A black dog wandered into the cemetary. John instinctively backed up, but Monica approached it.

"The dawg's friendly. He just gets a little excited sometimes," called a voice. A little old man was shuffling down the path through the cyprus trees. "You must be the FBI. I'm John Byrnes. Lived here all my life."

"Mr. Byrnes, do you remember the night that Eastern Airlines plane crashed?" Monica asked, scratching the dog's ears. It whined and collapsed on her feet.

"Sure do. It was clear as a bell out here. You could even see the plane's outline as it went overhead. We saw those Connies come over all the time, but this one sounded different, like a hundred Volkswagon bugs starting at once. My gramma called me outside because even she knew it just didn't sound right. We heard about what happened the next day. I went out and rowed all over the place, all through the inlets and sandbars hoping to find something. Nothing ever did turn up."

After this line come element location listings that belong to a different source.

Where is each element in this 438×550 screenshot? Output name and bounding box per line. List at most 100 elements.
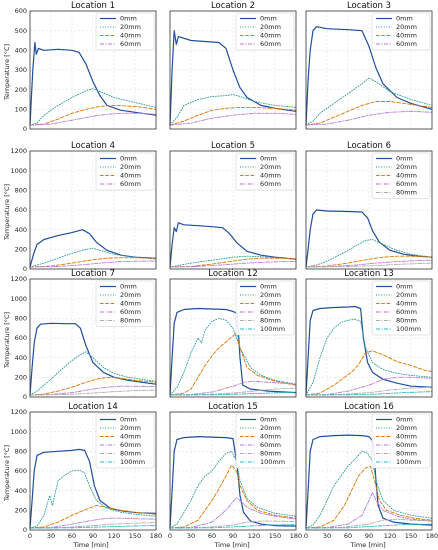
legend-box <box>95 413 155 469</box>
chart-panel: Location 7 0 200 400 600 800 1000 1200 0mm20mm40… <box>10 269 157 401</box>
series-line-40mm <box>169 332 297 396</box>
series-line-0mm <box>169 222 297 268</box>
x-tick-label: 150 <box>269 532 281 540</box>
y-tick-label: 200 <box>15 246 27 254</box>
series-line-0mm <box>169 436 297 529</box>
y-tick-label: 200 <box>15 374 27 382</box>
legend-label: 60mm <box>396 308 417 316</box>
legend-label: 40mm <box>396 433 417 441</box>
legend-label: 60mm <box>260 308 281 316</box>
y-tick-label: 600 <box>15 206 27 214</box>
legend-label: 100mm <box>396 458 421 466</box>
chart-panel: Location 1 0 100 200 300 400 500 600 0mm20mm40mm… <box>15 1 157 133</box>
x-tick-label: 0 <box>28 532 32 540</box>
plot-frame <box>169 10 297 130</box>
chart-title: Location 3 <box>347 1 391 11</box>
legend-label: 80mm <box>396 317 417 325</box>
legend-box <box>95 152 155 191</box>
legend-label: 20mm <box>396 424 417 432</box>
legend-box <box>235 413 295 469</box>
series-line-100mm <box>29 525 157 529</box>
series-line-0mm <box>169 30 297 126</box>
series-line-20mm <box>29 469 157 529</box>
series-line-20mm <box>29 88 157 126</box>
x-tick-label: 90 <box>89 532 97 540</box>
legend-label: 60mm <box>120 40 141 48</box>
series-line-40mm <box>305 255 433 268</box>
series-line-40mm <box>169 257 297 268</box>
legend-label: 60mm <box>396 441 417 449</box>
legend-label: 0mm <box>396 283 413 291</box>
legend-box <box>235 152 295 191</box>
x-tick-label: 30 <box>323 532 331 540</box>
y-tick-label: 0 <box>23 265 27 273</box>
plot-frame <box>169 150 297 270</box>
plot-frame <box>305 278 433 398</box>
legend-label: 40mm <box>260 433 281 441</box>
legend-box <box>371 280 431 336</box>
legend-label: 40mm <box>396 172 417 180</box>
chart-title: Location 7 <box>71 269 115 279</box>
legend-label: 60mm <box>260 180 281 188</box>
legend-label: 60mm <box>120 180 141 188</box>
series-line-20mm <box>305 318 433 396</box>
legend-label: 20mm <box>396 23 417 31</box>
legend-label: 60mm <box>120 441 141 449</box>
chart-title: Location 14 <box>68 402 117 412</box>
chart-title: Location 16 <box>344 402 393 412</box>
x-tick-label: 120 <box>384 532 396 540</box>
series-line-40mm <box>29 104 157 126</box>
series-line-60mm <box>305 376 433 396</box>
legend-label: 20mm <box>120 291 141 299</box>
legend-label: 40mm <box>120 172 141 180</box>
x-tick-label: 180 <box>426 532 438 540</box>
legend-label: 80mm <box>396 450 417 458</box>
legend-label: 60mm <box>396 40 417 48</box>
legend-box <box>235 12 295 51</box>
chart-title: Location 4 <box>71 141 115 151</box>
chart-title: Location 13 <box>344 269 393 279</box>
y-tick-label: 800 <box>15 187 27 195</box>
x-tick-label: 90 <box>365 532 373 540</box>
legend-label: 40mm <box>260 32 281 40</box>
chart-panel: Location 16 0 30 60 90 120 150 180 0mm20mm40mm60… <box>304 402 438 540</box>
series-line-0mm <box>29 322 157 396</box>
y-tick-label: 1200 <box>10 408 27 416</box>
plot-frame <box>305 150 433 270</box>
legend-label: 0mm <box>260 155 277 163</box>
y-axis-title-row-1: Temperature [°C] <box>3 44 11 101</box>
plot-frame <box>305 10 433 130</box>
y-tick-label: 600 <box>15 7 27 15</box>
legend-label: 40mm <box>120 300 141 308</box>
plot-frame <box>29 278 157 398</box>
y-tick-label: 600 <box>15 467 27 475</box>
legend-label: 40mm <box>120 32 141 40</box>
legend-label: 100mm <box>260 325 285 333</box>
legend-box <box>235 280 295 336</box>
legend-label: 0mm <box>396 15 413 23</box>
series-line-40mm <box>29 376 157 396</box>
series-line-40mm <box>169 464 297 529</box>
legend-label: 60mm <box>260 441 281 449</box>
series-line-40mm <box>169 106 297 126</box>
legend-label: 20mm <box>260 291 281 299</box>
y-tick-label: 600 <box>15 334 27 342</box>
chart-panel: Location 4 0 200 400 600 800 1000 1200 0mm20mm40… <box>10 141 157 273</box>
legend-label: 20mm <box>396 291 417 299</box>
legend-label: 0mm <box>396 155 413 163</box>
legend-label: 40mm <box>260 300 281 308</box>
series-line-0mm <box>305 305 433 396</box>
chart-panel: Location 15 0 30 60 90 120 150 180 0mm20mm40mm60… <box>168 402 302 540</box>
series-line-100mm <box>305 523 433 529</box>
series-line-0mm <box>305 26 433 126</box>
legend-box <box>371 152 431 199</box>
legend-label: 100mm <box>120 458 145 466</box>
series-line-100mm <box>305 391 433 396</box>
series-line-60mm <box>169 261 297 268</box>
y-axis-title-row-3: Temperature [°C] <box>3 312 11 369</box>
series-line-60mm <box>29 517 157 529</box>
legend-label: 0mm <box>260 283 277 291</box>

"Did you know Mrs. Kiser?" asked John. The high whine of a Cessna passed overhead and they all looked up, searching the sky. It skimmed among the clouds, steel skin glinting in the mellow spring sun.

"Well, this is a small place," said Byrnes. "I knew her my whole life. She was the sweetest thing on earth. I hate the fact she died out here. I think of her death as a sign from God, I really do."

"How do you mean?"

"That suitcase came from that airplane. Someone's trying to tell us something. Like that," he said, pointing to the tombstone that took Midge Kiser's life.

Angels Spread Their Silvery Wings and Cast Me Asunder

7:05 PM

Cottage Grove Inn

The porch was nearly silent, save for the sound of two tops popping. The Inn overlooked the ocean. John never forgot what the sky looked like that night. The stars twinkled beyond the purple dusk, streaked with bands of pink. This felt like a vacation and it very well could be but John was scanning the sky for a lost Constellation, buzzing the coast for its last time.

"You're looking for it, aren't you," Monica said in sleepy, dreamy voice. She was starting to relax as the beer kicked in.

"I don't think I'll find it. You're probably right...the lady brought out that bag."

"After all we've seen, though, I can't quite explain it away. So it's a sign. I think it's almost comforting that part of us goes on even though, in a physical sense, we're gone," Monica said, taking a long sip. "When I was in the hospital, part of me knew you were there, John. I don't remember much, but I did feel a strong force telling me to fight. It was your voice, your soul even, that pulled me back fromthe edge of wherever."

John felt his cheeks turn red. She knew. That time had been terrible for him. Scully had been sympathetic but it was obvious she was a veteran of these touch-and-go situations. For John, there had been Luke, and those wounds were still so raw. He just couldn't lose anyone else so soon.

"I'm a big believer in absolution, Monica. You know that," he said, not really going in any type of direction. "And if there's something freaky attached to that old puddle jumper, then I want those people on board to have their chance to rest. Fifty years is a long time to wait."

She got up, bumping around. "I'm going to turn in," Monica said. When she passed John, she grabbed his hand and squeezed. When she dropped her grip and kept on walking, John's eyes followed her dim figure down the porch to her room. The door shut and the light inside went out.

John cracked open another beer, still watching the skies but still thinking of Monica laying in that hospital bed.